Arvind Mulgaonkar (1937-2018), a respected scholar-musician, was known for his untiring efforts in documenting and sharing tabla solo repertoire. I saw him for the first time at the launch of his first book Tabla, a detailed work on the theory and practice of tabla solo. I was 10 at the time, so let alone understanding the contents of the book, I was unable to even read it properly. But over the years, I became conversant with Mulgaonkar’s writings and soon realised the immense contribution he had made to the world of tabla over several decades.

Mulgaonkar did not belong to a family of hereditary musicians, but he pursued an in-depth study of the tabla under many gurus. It was, however, his tutelage under revered performer, composer and teacher Amir Hussein Khan that lasted the longest and had a significant impact on him. His second book Athavaninchaa Doha, also in Marathi, focused on his guru Amir Hussein Khan (1897-1969) and memories associated with him.

Mulgaonkar’s electic approach to collecting traditional knowledge and his generosity in sharing repertoire is evident in both books, as they contain numerous compositions belonging to the six major styles of tabla solo, namely, Delhi, Ajrada, Lucknow, Farrukhabad, Banaras and Punjab. He has also provided the names of the composers.

Tangible legacy

Mulgaonkar’s decision to author books on the tabla follows a long line of scholars and musicians, who chose to write and publish since the 19th century. For instance, in Mumbai, way back in 1883, Gwalior gharana exponent and revered guru Balkrishnabuwa Ichalkaranjikar (1849-1926) brought out Sangeet Darpan, a monthly magazine consisting of information and lessons for sitar and vocal music. He was helped in this endeavour by sitar player Vishwanath Ramchandra Kale.

Importantly, Mulgaonkar embraced newer formats of dissemination and brought out a DVD entitled Shades of Tabla that incorporated traditional compositions belonging to different gharanas.
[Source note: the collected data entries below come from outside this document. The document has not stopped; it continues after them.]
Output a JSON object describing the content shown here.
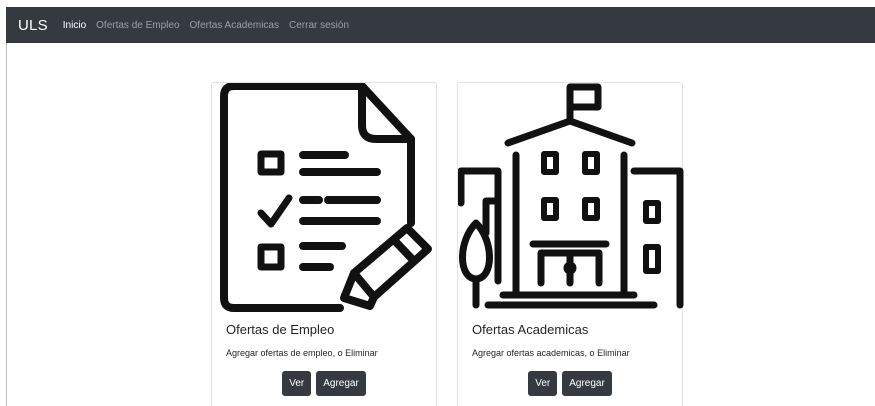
{
  "navbar": {
    "brand": "ULS",
    "links": [
      {
        "label": "Inicio",
        "active": true
      },
      {
        "label": "Ofertas de Empleo",
        "active": false
      },
      {
        "label": "Ofertas Academicas",
        "active": false
      },
      {
        "label": "Cerrar sesión",
        "active": false
      }
    ]
  },
  "cards": [
    {
      "title": "Ofertas de Empleo",
      "text": "Agregar ofertas de empleo, o Eliminar",
      "view_label": "Ver",
      "add_label": "Agregar",
      "icon": "checklist-document-icon"
    },
    {
      "title": "Ofertas Academicas",
      "text": "Agregar ofertas academicas, o Eliminar",
      "view_label": "Ver",
      "add_label": "Agregar",
      "icon": "school-building-icon"
    }
  ],
  "colors": {
    "navbar_bg": "#343a40",
    "button_bg": "#343a40",
    "icon_stroke": "#111111"
  }
}
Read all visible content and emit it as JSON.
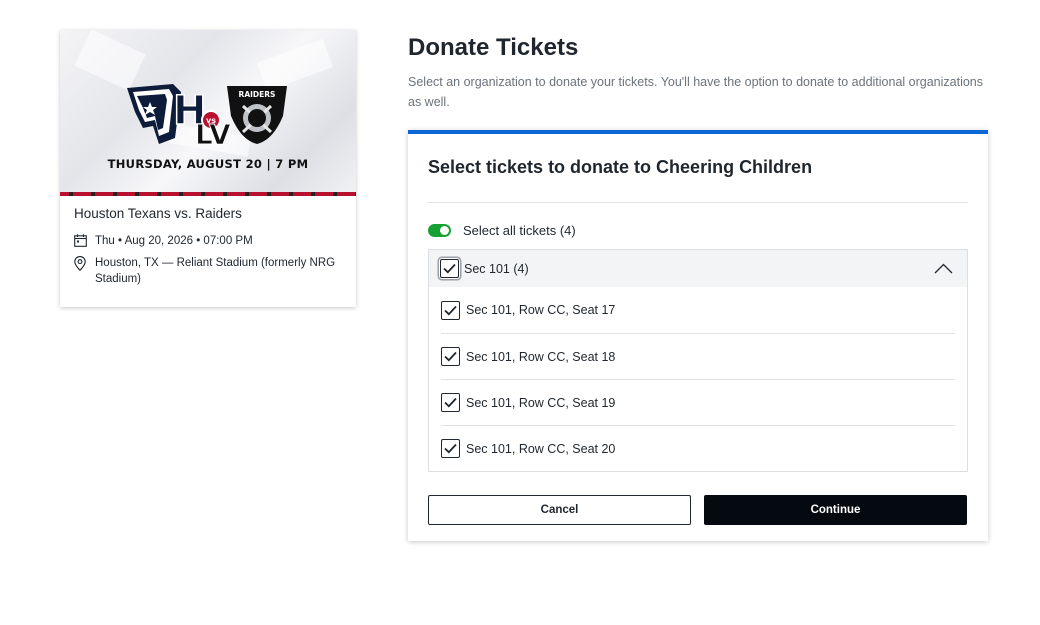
{
  "event": {
    "image": {
      "team_home_abbr": "H",
      "team_away_abbr": "LV",
      "team_away_name": "RAIDERS",
      "vs_label": "vs",
      "date_banner": "THURSDAY, AUGUST 20 | 7 PM",
      "colors": {
        "home": "#b8102e",
        "home_dark": "#0c1c3a",
        "away": "#111111"
      }
    },
    "title": "Houston Texans vs. Raiders",
    "date_time": "Thu • Aug 20, 2026 • 07:00 PM",
    "venue": "Houston, TX — Reliant Stadium (formerly NRG Stadium)",
    "date_icon": "calendar-icon",
    "venue_icon": "location-pin-icon"
  },
  "page": {
    "title": "Donate Tickets",
    "description": "Select an organization to donate your tickets. You'll have the option to donate to additional organizations as well."
  },
  "panel": {
    "heading": "Select tickets to donate to Cheering Children",
    "select_all": {
      "label": "Select all tickets (4)",
      "on": true
    },
    "section": {
      "label": "Sec 101 (4)",
      "checked": true,
      "expanded": true,
      "seats": [
        {
          "label": "Sec 101, Row CC, Seat 17",
          "checked": true
        },
        {
          "label": "Sec 101, Row CC, Seat 18",
          "checked": true
        },
        {
          "label": "Sec 101, Row CC, Seat 19",
          "checked": true
        },
        {
          "label": "Sec 101, Row CC, Seat 20",
          "checked": true
        }
      ]
    },
    "cancel_label": "Cancel",
    "continue_label": "Continue"
  },
  "colors": {
    "accent": "#0b66d6",
    "toggle_on": "#18a133",
    "primary_button": "#050a10"
  }
}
In addition, he established the Bandish Tabla Art Promotion Trust dedicated to the art of tabla playing and to his guru Amir Hussein Khan.

Mulgaonkar was not a professional musician in the strictest sense of the term, though music remained a serious pursuit through his life. He passed away on February 28 and has left behind a tangible legacy that can benefit students of tabla. Sadly, music students are often not taught to utilise archival sources and other research material in a systematic and conscientious manner, with the result that it is used if at all in a haphazard fashion and without proper acknowledgement of the original source. One can only hope that students and musicians studying material documented by Mulgaonkar, will acknowledge original composers and the source of this information.

A link to his solo recital:


A short clip from his Shades of Tabla is available here:


Versatile performer

On March 22, we lost Aslam Hussain Khan (1940-2018), senior vocalist of the Hapur gharana and also one of the leading exponents of the Khurja, Jaipur-Atrauli, Sikandra, Delhi, and Agra gharanas. At home with many musical genres, Aslam Hussain Khan was a proud possessor of choice raags and compositions belonging to various gharanas. But he always made it a point to mention that his ancestors Shaadi Khan and Murad Khan of the Hapur gharana had been court musicians under the royal patronage of Bahadur Shah ‘Zafar’, the last Mughal Emperor.

I had the privilege of accompanying him on the tabla for three commercial recordings and several radio, television and live concerts. In fact, my first commercial recording was with him, although it was released only much later.

Clearly, Khan belonged to a social milieu quite different from that of Mulgaonkar. He was also a hereditary professional musician, thus having to meet with challenges and competition that the field threw up. But these did not deter him and he continued to pursue a strict riyaaz or practice regimen even in his later years.

He has left behind a rich legacy in the form of several hundred compositions recorded for various archives in the country. Students, scholars and musicians, will look forward eagerly to the time when these archives will choose to open their doors to make such recordings easily accessible and free of any proprietorial control.